I know I’m not alone in asking these questions in recovery. So what work should we do? And how do we know if it is God’s will?
Today sorting through files I found these three people wiser than me on this topic:
In 2005 I attended the International AA Convention in Toronto. One night, at one of the big stadium meetings. I heard one of the really old timers speak about his recovery and his work. He was a retired commissioner for corrections in a Southern state. He was sober 47 years. He described how he went from being a double-felony-manslaughter inmate to the state commissioner for corrections. He killed two people, went to jail, got sober in prison. Step by step he listened for God’s will and took each step toward doing recovery work in prisons. He had many hurdles to overcome. AS he described each hurdle, some seemed impossible at the time, He said: “If God has work for you to do the walls will come down.”
In 2006 I went to see a film on Choreographer, Bob Fosse. (If you have seen Chorus Line or Chicago or the movie Chicago you have seen his work)

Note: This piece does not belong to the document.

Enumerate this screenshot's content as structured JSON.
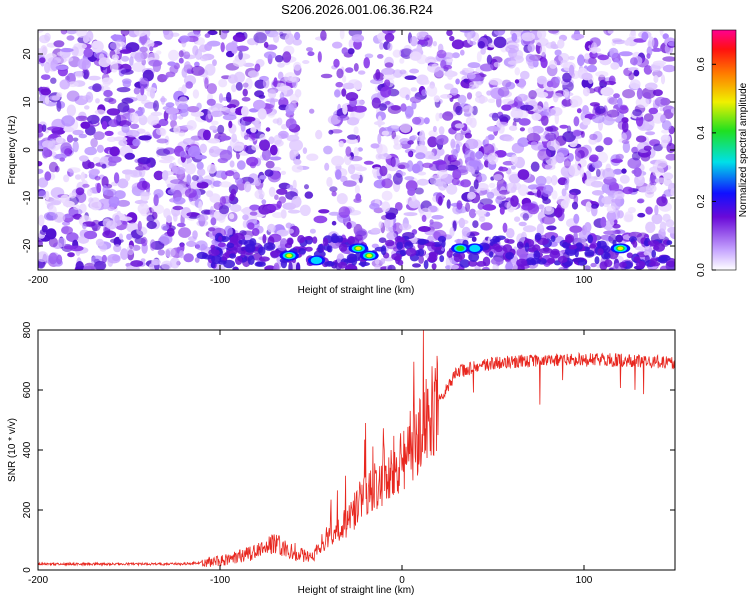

When he was interviewed about his work and his distinctive style and choreography he said he had always had bad posture and so he created his dances with his now signature curved shoulders. He also said that he had "bad legs" (for a dancer)--and so rather than use turn-out like in ballet he turned his dancers legs in.
And that he started to go bald at 25 and so always wore hats to dance hence his incredible use of hats as props in all of his major works...
He said:” All of my gifts have come from my defects."
Theologian Frederick Beuchner wrote that vocation is from Latin Vocare to be called. Our vocation is the work God calls us to do. But how do we know?
Buechner gives this formula: The kind of work God usually calls you to do is the kind of work that A. You need most to do AND B. the world most needs to have done.
If you get a kick out of your work, you’ve met requirement A, but if that work is writing cigarette ads, chances are you have missed requirement B. On the other hand if you are a doctor in a leper colony you have probably met B, but if you are miserable and depressed you probably bypassed part A.
He said: “The place God calls you to is the place where your deep gladness meets the world’s deep hunger.”
It’s a way to sort this, “What am I gonna be when I grow up”? question.